It’s official: FedEx is drinking the blockchain Kool-Aid. The shipping empire's CEO Fred Smith announced yesterday that the company will start using blockchain technology to track large and expensive shipments in the near future.
“If you are not operating at the edge of new technologies, you will surely be disrupted,” said Smith on Monday at Consensus 2018, the massive blockchain conference currently being held in New York. “If you are not willing to embrace new technologies like the internet of things and blockchain to face those new threats, you are, maybe subtly, at some point ... going to extinction.”
Investing in new, emerging tech could make for a good long-term strategy to make sure your company stays relevant in the vague, uncharted high-tech future. Whether or not this means any short-term improvements in FedEx service remains to be seen, but a couple of ways that they could benefit from using a blockchain have already been suggested.
For example: By tracking shipments on a blockchain, FedEx can instantly settle any disputes about delays, errors, and other problems that could happen along the way. That’s because the blockchain ledger, which is shared by everyone on the network, can't be altered by any one user, and the information on it is automatically shared with everyone.

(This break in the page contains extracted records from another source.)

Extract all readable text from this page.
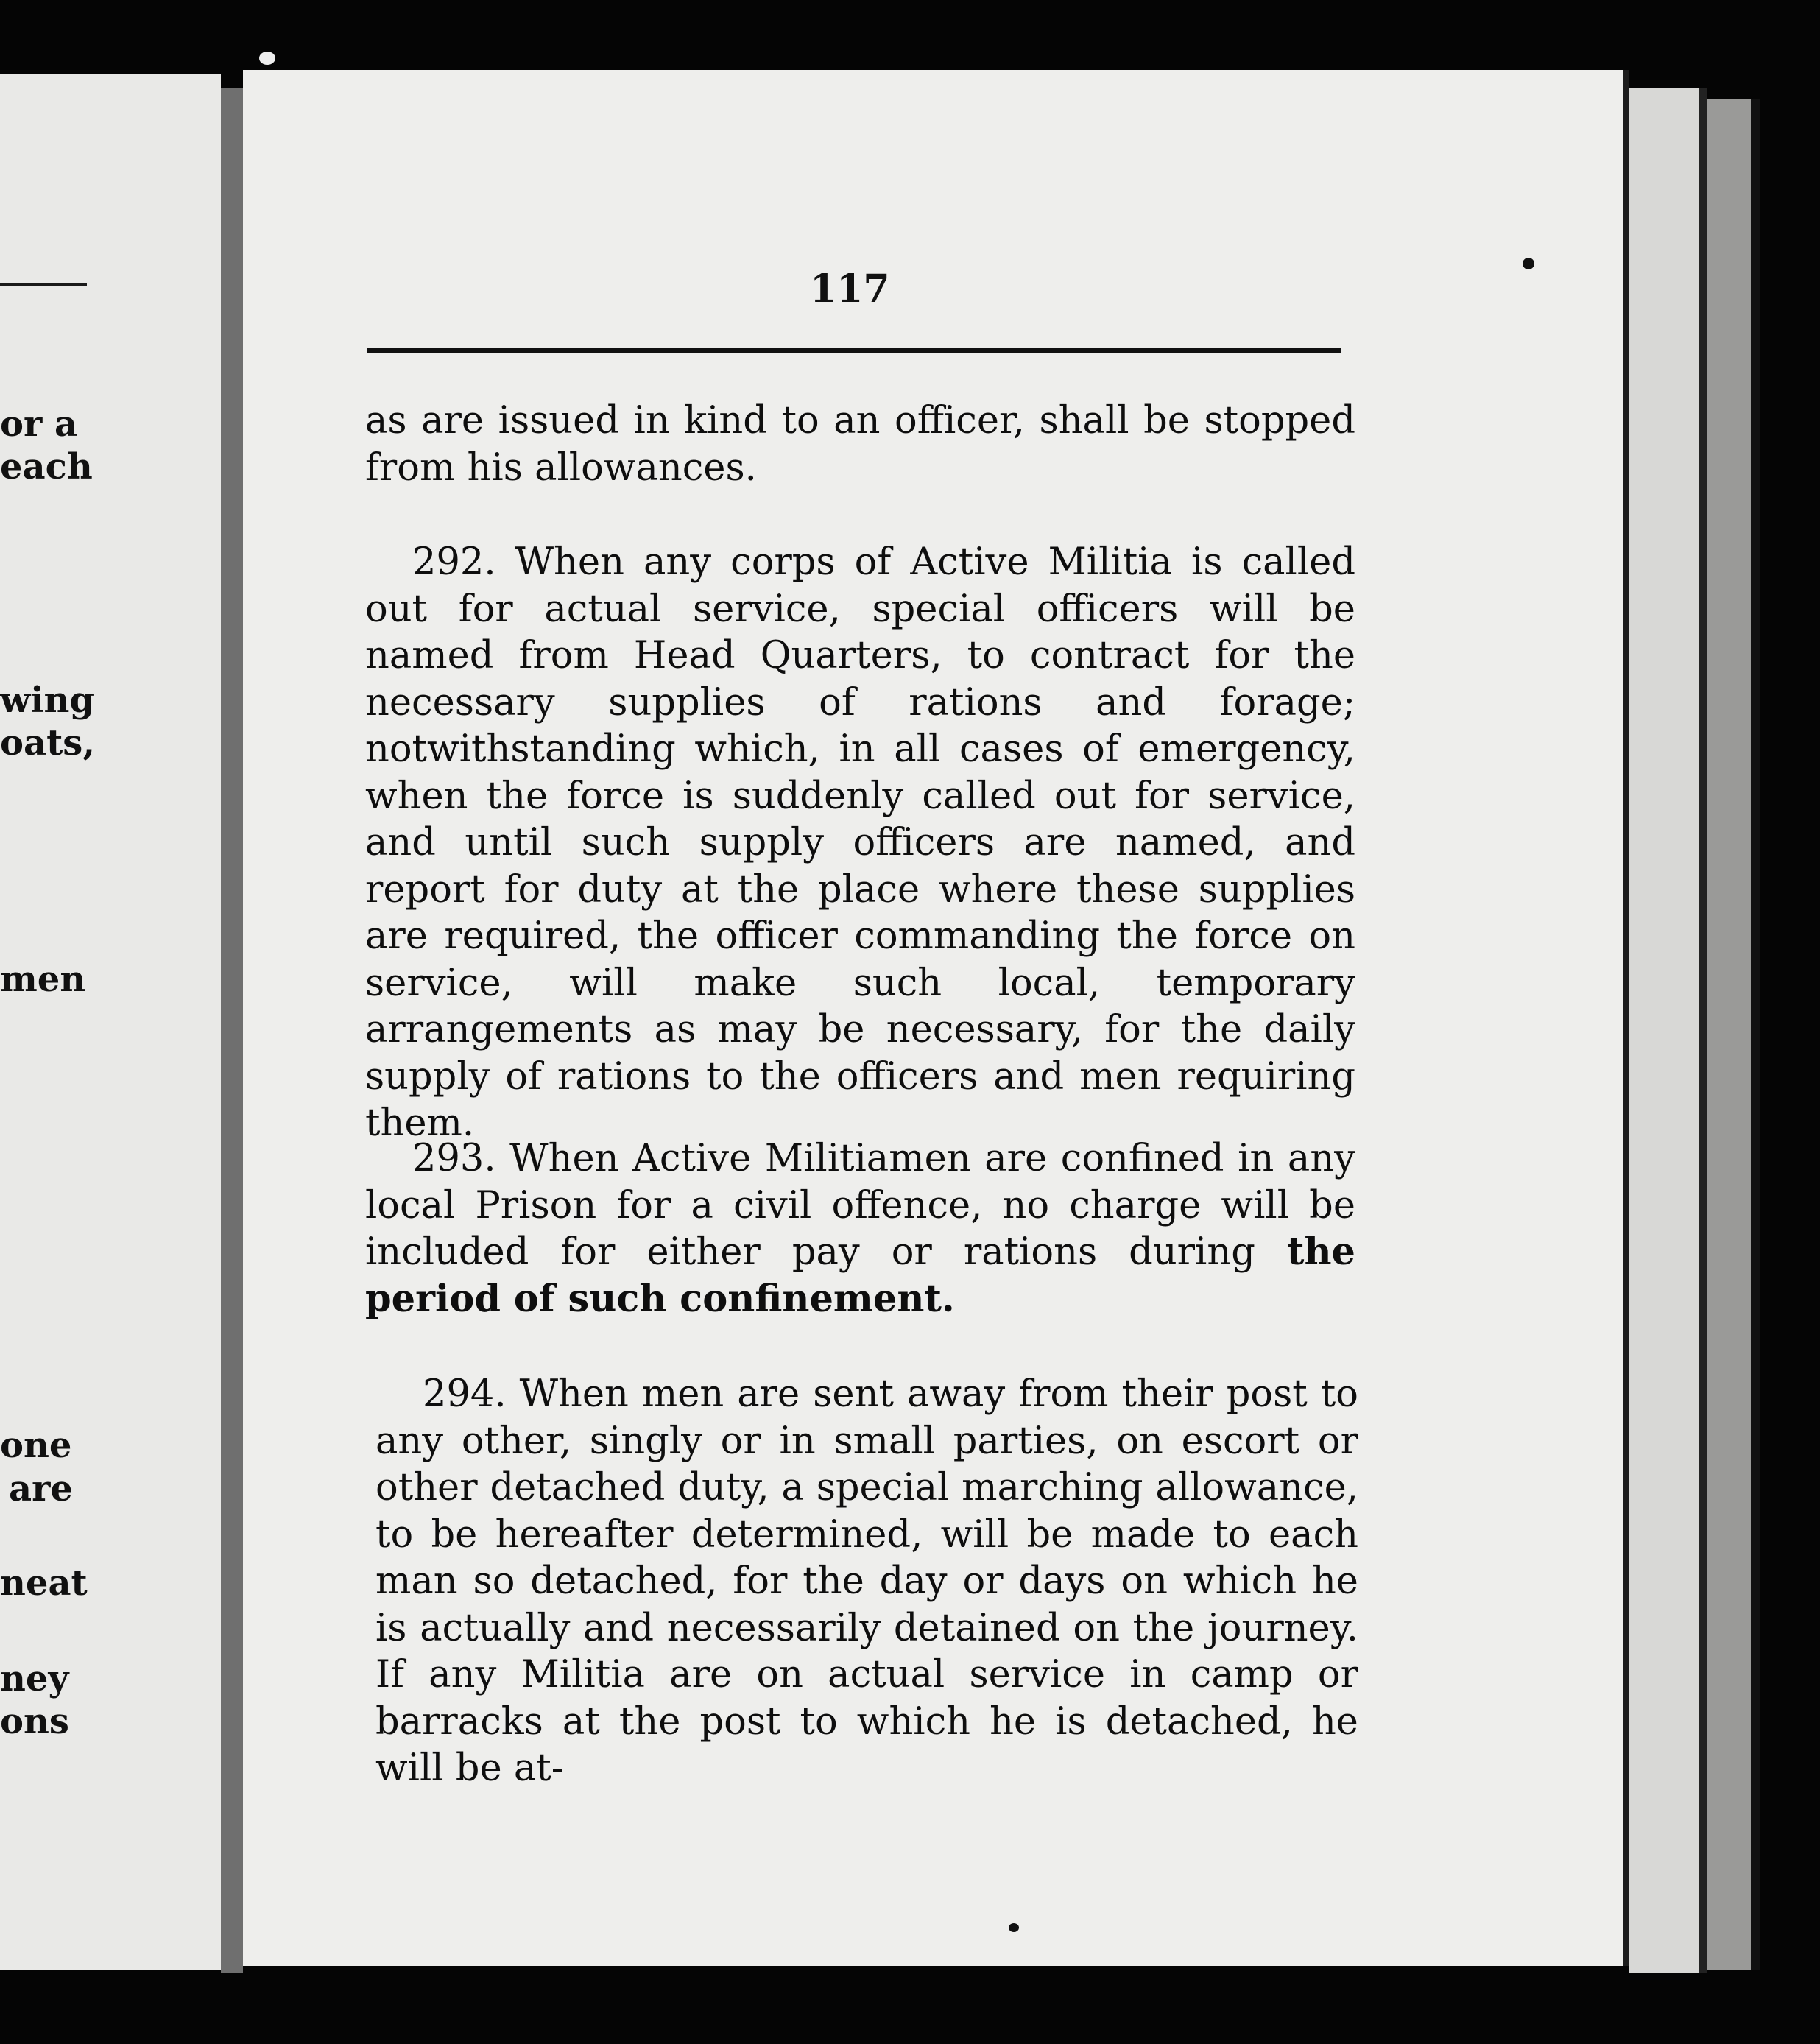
or a
each
wing
oats,
men
one
are
neat
ney
ons
117
as are issued in kind to an officer, shall be stopped from his allowances.
292. When any corps of Active Militia is called out for actual service, special officers will be named from Head Quarters, to contract for the necessary supplies of rations and forage; notwithstanding which, in all cases of emergency, when the force is suddenly called out for service, and until such supply officers are named, and report for duty at the place where these supplies are required, the officer commanding the force on service, will make such local, temporary arrangements as may be necessary, for the daily supply of rations to the officers and men requiring them.
293. When Active Militiamen are confined in any local Prison for a civil offence, no charge will be included for either pay or rations during the period of such confinement.
294. When men are sent away from their post to any other, singly or in small parties, on escort or other detached duty, a special marching allowance, to be hereafter determined, will be made to each man so detached, for the day or days on which he is actually and necessarily detained on the journey. If any Militia are on actual service in camp or barracks at the post to which he is detached, he will be at-
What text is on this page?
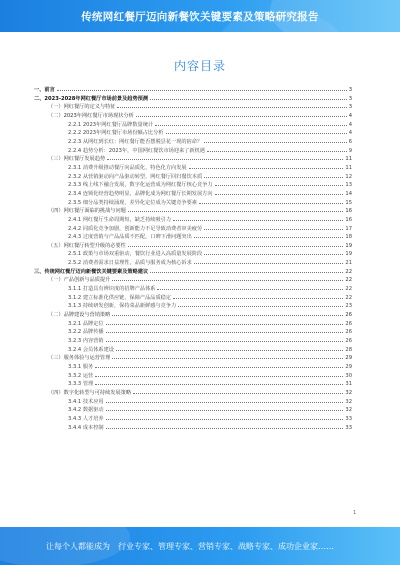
传统网红餐厅迈向新餐饮关键要素及策略研究报告
内容目录
一、前言	3
二、2023-2028年网红餐厅市场前景及趋势预测	3
（一）网红餐厅的定义与特征	3
（二）2023年网红餐厅市场现状分析	4
2.2.1 2023年网红餐厅品牌数量统计	4
2.2.2 2023年网红餐厅市场份额占比分析	4
2.2.3 从网红到长红：网红餐厅能否摆脱昙花一现的宿命？	6
2.2.4 趋势分析：2023年，中国网红餐饮市场迎来了新机遇	9
（三）网红餐厅发展趋势	11
2.3.1 消费升级推动餐厅向品质化、特色化方向发展	11
2.3.2 从营销驱动向产品驱动转型，网红餐厅回归餐饮本质	12
2.3.3 线上线下融合发展，数字化运营成为网红餐厅核心竞争力	13
2.3.4 连锁化经营趋势明显，品牌化成为网红餐厅长期发展方向	14
2.3.5 细分品类持续涌现，差异化定位成为关键竞争要素	15
（四）网红餐厅面临的挑战与问题	16
2.4.1 网红餐厅生命周期短，缺乏持续吸引力	16
2.4.2 同质化竞争加剧，创新能力不足导致消费者审美疲劳	17
2.4.3 过度营销与产品品质不匹配，口碑下滑问题突出	18
（五）网红餐厅转型升级的必要性	19
2.5.1 政策与市场双重驱动，餐饮行业进入高质量发展阶段	19
2.5.2 消费者需求日益理性，品质与服务成为核心诉求	21
三、传统网红餐厅迈向新餐饮关键要素及策略建议	22
（一）产品创新与品质提升	22
3.1.1 打造具有辨识度的招牌产品体系	22
3.1.2 建立标准化供应链，保障产品品质稳定	22
3.1.3 持续研发创新，保持菜品新鲜感与竞争力	23
（二）品牌建设与营销策略	26
3.2.1 品牌定位	26
3.2.2 品牌传播	26
3.2.3 内容营销	26
3.2.4 会员体系建设	28
（三）服务体验与运营管理	29
3.3.1 服务	29
3.3.2 运营	30
3.3.3 管理	31
（四）数字化转型与可持续发展策略	32
3.4.1 技术应用	32
3.4.2 数据驱动	32
3.4.3 人才培养	33
3.4.4 成本控制	33
1
让每个人都能成为 行业专家、管理专家、营销专家、战略专家、成功企业家……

But again, the ultimate problem with blockchain is a human one: While nobody could change the information on the ledger, someone could theoretically enter false information on a ledger, which is then distributed to everyone on that ledger (just because you have an unchangeable record of something doesn't make that record true). As the old zen koan goes: If a package on the FedEx blockchain "falls off the truck," was it ever there to begin with?
Whatever the case may be, FedEx argues that using blockchain technology will lower costs and help everything run smoothly while also leveraging the company as more up-to-date than any competitors. The company is also investing in drone flights and new tracking devices, according to Bloomberg. Hopefully one involves a sting operation on the shady neighbor who keeps swiping your Blue Apron — that would be innovative shipping.